I once got a letter to the editor of the Columbus Dispatch published on this very subject. Of course it was met with fairly vehement criticism, because I posited that most Americans have misread the establishment clause in the Constitution.
Many Americans don’t know that the phrase “separation of church and state,” or any near verbatim iteration of that phrase does not appear anywhere in the Constitution. Anyone who has read it knows that religion is only mentioned twice in the Constitution. One is the establishment clause, I’ll leave you to guess the other. Bonus points to whomever can respond with the right answer first without looking it up.
Anywho, I get that we’re supposed to be all about religious freedom. Even if we disagree with someone’s religious beliefs, we’re supposed to tolerate that because it is every human being’s right to decide for himself what he believes in.
What I don’t like is how some people wish to banish religion from all facets of public life. Does this mean that I support people proselytizing or pandering their religion to “win souls for God”? Absolutely not. I also do not support this movement to strike religion from all discussion in schools, though.
I know that some of my readers are atheists, and I totally get that. You might be raising your kids to be atheist and don’t want them to believe in God, and I respect that. It’s no different than a Christian who doesn’t want his kid to believe in Buddha.
The fact of the matter is, though, that you can’t just ignore religion and pretend that it is not an important thing. I don’t mean “important” in the sense that everyone should be religious, but it’s important in understanding the human condition and civil society in general.

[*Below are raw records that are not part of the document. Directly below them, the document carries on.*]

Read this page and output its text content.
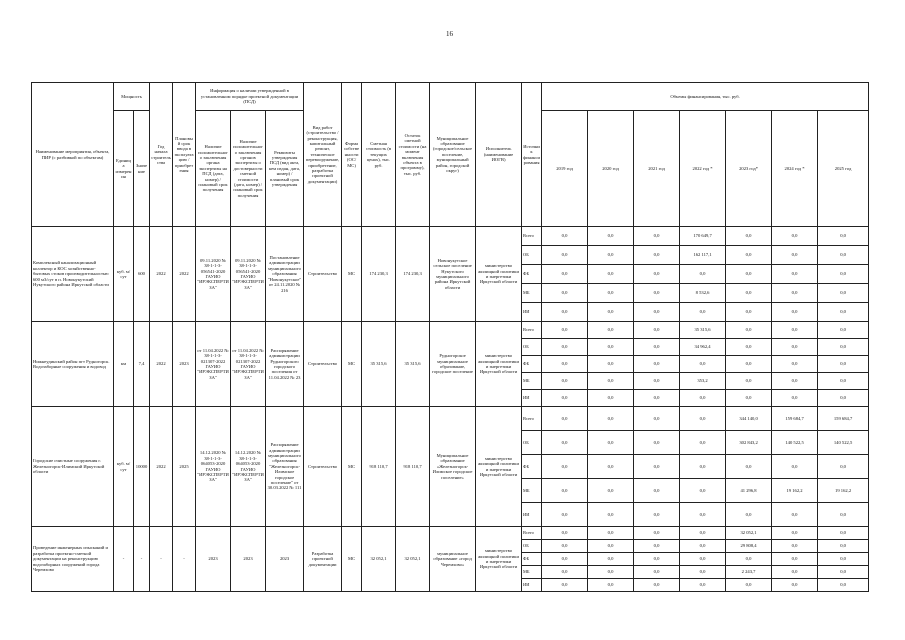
16
Наименование мероприятия, объекта, ПИР (с разбивкой по объектам)	Мощность		Год начала строительства	Плановый срок ввода в эксплуатацию / приобретения	Информация о наличии утвержденной в установленном порядке проектной документации (ПСД)			Вид работ (строительство / реконструкция, капитальный ремонт, техническое перевооружение, приобретение, разработка проектной документации)	Форма собственности (ОС/МС)	Сметная стоимость (в текущих ценах), тыс. руб.	Остаток сметной стоимости (на момент включения объекта в программу), тыс. руб.	Муниципальное образование (городское/сельское поселение, муниципальный район, городской округ)	Исполнитель (наименование ИОГВ)	Источник финансирования	Объемы финансирования, тыс. руб.						
	Единица измерения	Значение			Наличие положительного заключения органа экспертизы на ПСД (дата, номер) / плановый срок получения	Наличие положительного заключения органов экспертизы о достоверности сметной стоимости (дата, номер) / плановый срок получения	Реквизиты утверждения ПСД (вид акта, кем издан, дата, номер) / плановый срок утверждения								2019 год	2020 год	2021 год	2022 год *	2023 год*	2024 год *	2025 год
Комплексный канализационный коллектор и КОС хозяйственно-бытовых стоков производительностью 600 м3/сут в п. Новонукутский Нукутского района Иркутской области	куб. м/сут	600	2022	2022	09.11.2020 № 38-1-1-3-056541-2020 ГАУИО "ИРЭКСПЕРТИЗА"	09.11.2020 № 38-1-1-3-056541-2020 ГАУИО "ИРЭКСПЕРТИЗА"	Постановление администрации муниципального образования "Новонукутское" от 24.11.2020 № 216	Строительство	МС	174 230,3	174 230,3	Новонукутское сельское поселение Нукутского муниципального района Иркутской области	министерство жилищной политики и энергетики Иркутской области	Всего	0,0	0,0	0,0	170 649,7	0,0	0,0	0,0
														ОБ	0,0	0,0	0,0	162 117,1	0,0	0,0	0,0
														ФБ	0,0	0,0	0,0	0,0	0,0	0,0	0,0
														МБ	0,0	0,0	0,0	8 532,6	0,0	0,0	0,0
														ИИ	0,0	0,0	0,0	0,0	0,0	0,0	0,0
Нижнеудинский район пгт Рудногорск. Водозаборные сооружения и водовод	км	7,4	2022	2023	от 11.04.2022 № 38-1-1-3-021307-2022 ГАУИО "ИРЭКСПЕРТИЗА"	от 11.04.2022 № 38-1-1-3-021307-2022 ГАУИО "ИРЭКСПЕРТИЗА"	Распоряжение администрации Рудногорского городского поселения от 11.04.2022 № 23	Строительство	МС	35 315,6	35 315,6	Рудногорское муниципальное образование, городское поселение	министерство жилищной политики и энергетики Иркутской области	Всего	0,0	0,0	0,0	35 315,6	0,0	0,0	0,0
														ОБ	0,0	0,0	0,0	34 962,4	0,0	0,0	0,0
														ФБ	0,0	0,0	0,0	0,0	0,0	0,0	0,0
														МБ	0,0	0,0	0,0	353,2	0,0	0,0	0,0
														ИИ	0,0	0,0	0,0	0,0	0,0	0,0	0,0
Городские очистные сооружения г. Железногорск-Илимский Иркутской области	куб. м/сут	10000	2022	2025	14.12.2020 № 38-1-1-3-064053-2020 ГАУИО "ИРЭКСПЕРТИЗА"	14.12.2020 № 38-1-1-3-064053-2020 ГАУИО "ИРЭКСПЕРТИЗА"	Распоряжение администрации муниципального образования "Железногорск-Илимское городское поселение" от 30.03.2022 № 111	Строительство	МС	918 110,7	918 110,7	Муниципальное образование «Железногорск-Илимское городское поселение»	министерство жилищной политики и энергетики Иркутской области	Всего	0,0	0,0	0,0	0,0	344 140,0	159 684,7	159 684,7
														ОБ	0,0	0,0	0,0	0,0	302 843,2	140 522,5	140 522,5
														ФБ	0,0	0,0	0,0	0,0	0,0	0,0	0,0
														МБ	0,0	0,0	0,0	0,0	41 296,8	19 162,2	19 162,2
														ИИ	0,0	0,0	0,0	0,0	0,0	0,0	0,0
Проведение инженерных изысканий и разработка проектно-сметной документации на реконструкцию водозаборных сооружений города Черемхово	-	-	-	-	2023	2023	2023	Разработка проектной документации	МС	32 052,1	32 052,1	муниципальное образование «город Черемхово»	министерство жилищной политики и энергетики Иркутской области	Всего	0,0	0,0	0,0	0,0	32 052,1	0,0	0,0
														ОБ	0,0	0,0	0,0	0,0	29 808,4	0,0	0,0
														ФБ	0,0	0,0	0,0	0,0	0,0	0,0	0,0
														МБ	0,0	0,0	0,0	0,0	2 243,7	0,0	0,0
														ИИ	0,0	0,0	0,0	0,0	0,0	0,0	0,0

How can any social studies class be effective without discussing religion? When I was an education major, I had to sit in on some classes with a 7th grade world history group. The lesson was actually on the Crusades, and it was very awesome because the curriculum, surprisingly, gave an equal amount of time to present the Christian and Muslim perspective on it. Since both religions were given the same amount of time, there was no conflict.
Perhaps the problem is that it’s probably tough to find teachers who would be willing to teach their students about world religions in an objective manner. When I taught the lesson on how the principles of Christianity helped facilitate the call to Crusade, I did it objectively although I am Catholic. The kids loved it, even the little Muslim kiddoes. Why? Because I wasn’t pushing the religion onto them, but merely helping them to understand it.

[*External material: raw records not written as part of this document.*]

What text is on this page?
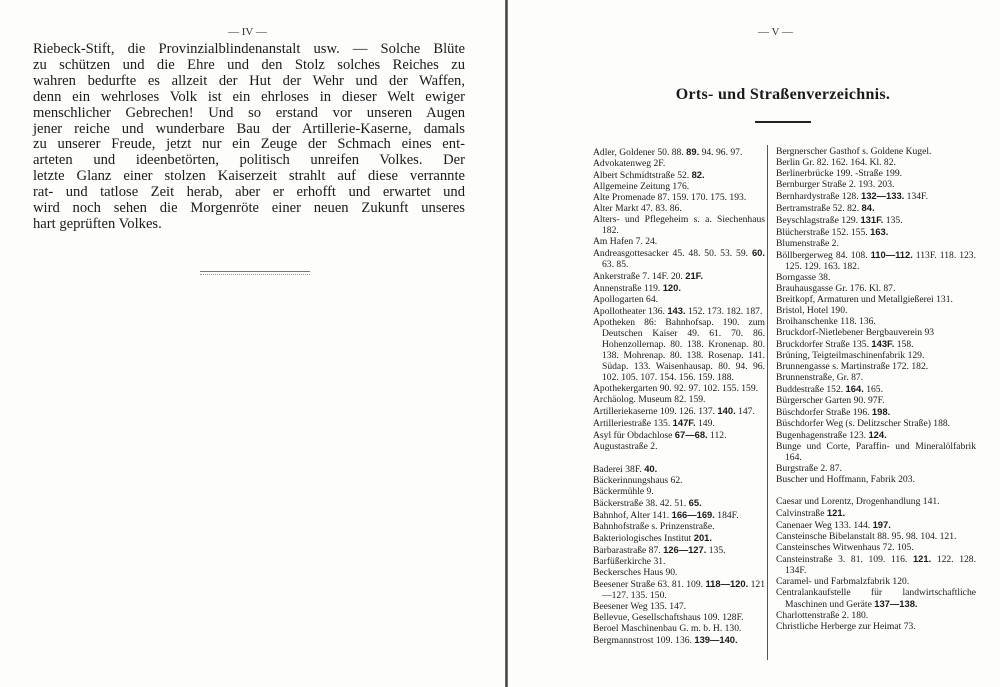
— IV —
Riebeck-Stift, die Provinzialblindenanstalt usw. — Solche Blüte
zu schützen und die Ehre und den Stolz solches Reiches zu
wahren bedurfte es allzeit der Hut der Wehr und der Waffen,
denn ein wehrloses Volk ist ein ehrloses in dieser Welt ewiger
menschlicher Gebrechen! Und so erstand vor unseren Augen
jener reiche und wunderbare Bau der Artillerie-Kaserne, damals
zu unserer Freude, jetzt nur ein Zeuge der Schmach eines ent-
arteten und ideenbetörten, politisch unreifen Volkes. Der
letzte Glanz einer stolzen Kaiserzeit strahlt auf diese verrannte
rat- und tatlose Zeit herab, aber er erhofft und erwartet und
wird noch sehen die Morgenröte einer neuen Zukunft unseres
hart geprüften Volkes.
— V —
Orts- und Straßenverzeichnis.
Adler, Goldener 50. 88. 89. 94. 96. 97.
Advokatenweg 2F.
Albert Schmidtstraße 52. 82.
Allgemeine Zeitung 176.
Alte Promenade 87. 159. 170. 175. 193.
Alter Markt 47. 83. 86.
Alters- und Pflegeheim s. a. Siechenhaus 182.
Am Hafen 7. 24.
Andreasgottesacker 45. 48. 50. 53. 59. 60. 63. 85.
Ankerstraße 7. 14F. 20. 21F.
Annenstraße 119. 120.
Apollogarten 64.
Apollotheater 136. 143. 152. 173. 182. 187.
Apotheken 86: Bahnhofsap. 190. zum Deutschen Kaiser 49. 61. 70. 86. Hohenzollernap. 80. 138. Kronenap. 80. 138. Mohrenap. 80. 138. Rosenap. 141. Südap. 133. Waisenhausap. 80. 94. 96. 102. 105. 107. 154. 156. 159. 188.
Apothekergarten 90. 92. 97. 102. 155. 159.
Archäolog. Museum 82. 159.
Artilleriekaserne 109. 126. 137. 140. 147.
Artilleriestraße 135. 147F. 149.
Asyl für Obdachlose 67—68. 112.
Augustastraße 2.
Baderei 38F. 40.
Bäckerinnungshaus 62.
Bäckermühle 9.
Bäckerstraße 38. 42. 51. 65.
Bahnhof, Alter 141. 166—169. 184F.
Bahnhofstraße s. Prinzenstraße.
Bakteriologisches Institut 201.
Barbarastraße 87. 126—127. 135.
Barfüßerkirche 31.
Beckersches Haus 90.
Beesener Straße 63. 81. 109. 118—120. 121—127. 135. 150.
Beesener Weg 135. 147.
Bellevue, Gesellschaftshaus 109. 128F.
Beroel Maschinenbau G. m. b. H. 130.
Bergmannstrost 109. 136. 139—140.
Bergnerscher Gasthof s. Goldene Kugel.
Berlin Gr. 82. 162. 164. Kl. 82.
Berlinerbrücke 199. -Straße 199.
Bernburger Straße 2. 193. 203.
Bernhardystraße 128. 132—133. 134F.
Bertramstraße 52. 82. 84.
Beyschlagstraße 129. 131F. 135.
Blücherstraße 152. 155. 163.
Blumenstraße 2.
Böllbergerweg 84. 108. 110—112. 113F. 118. 123. 125. 129. 163. 182.
Borngasse 38.
Brauhausgasse Gr. 176. Kl. 87.
Breitkopf, Armaturen und Metallgießerei 131.
Bristol, Hotel 190.
Broihanschenke 118. 136.
Bruckdorf-Nietlebener Bergbauverein 93
Bruckdorfer Straße 135. 143F. 158.
Brüning, Teigteilmaschinenfabrik 129.
Brunnengasse s. Martinstraße 172. 182.
Brunnenstraße, Gr. 87.
Buddestraße 152. 164. 165.
Bürgerscher Garten 90. 97F.
Büschdorfer Straße 196. 198.
Büschdorfer Weg (s. Delitzscher Straße) 188.
Bugenhagenstraße 123. 124.
Bunge und Corte, Paraffin- und Mineralölfabrik 164.
Burgstraße 2. 87.
Buscher und Hoffmann, Fabrik 203.
Caesar und Lorentz, Drogenhandlung 141.
Calvinstraße 121.
Canenaer Weg 133. 144. 197.
Cansteinsche Bibelanstalt 88. 95. 98. 104. 121.
Cansteinsches Witwenhaus 72. 105.
Cansteinstraße 3. 81. 109. 116. 121. 122. 128. 134F.
Caramel- und Farbmalzfabrik 120.
Centralankaufstelle für landwirtschaftliche Maschinen und Geräte 137—138.
Charlottenstraße 2. 180.
Christliche Herberge zur Heimat 73.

My cohorts and I get into a lot of arguments, it seems, about religion. The arguments usually involve our sentiments on Islam. The overall message that I always try to convey is that we have to understand the religion on its own terms, not necessarily in how the zealots interpret the religion. The same can be said for Christianity as much as Islam. Would we really want other cultures to understand Christianity from the Westboro Baptist perspective? Jesus, I fucking hope not.
Understanding the religion doesn’t mean you accept it to be true. Similarly, learning about the religion is not a bad thing. We need to stop pretending like we can actually separate our religious self from our civil, secular self. Although morality is not an invention of religion, most people’s morals are shaped by their religious upbringing.
|Yes, I am intentionally trying to be offensive.|
Should the state sponsor a particular religion? Absolutely not. Should we call ourselves a “Christian Nation”? That’s a big negative. Instead of promoting the separation of church and state, we should promote the scholarly engagement of religion in our public forums. Of course, that would require a certain level of decency and open-mindedness, both of which are qualities that many Americans lack.
Think of it in the mindset of those debate assignments where you’re supposed to support the side you disagree with in a debate.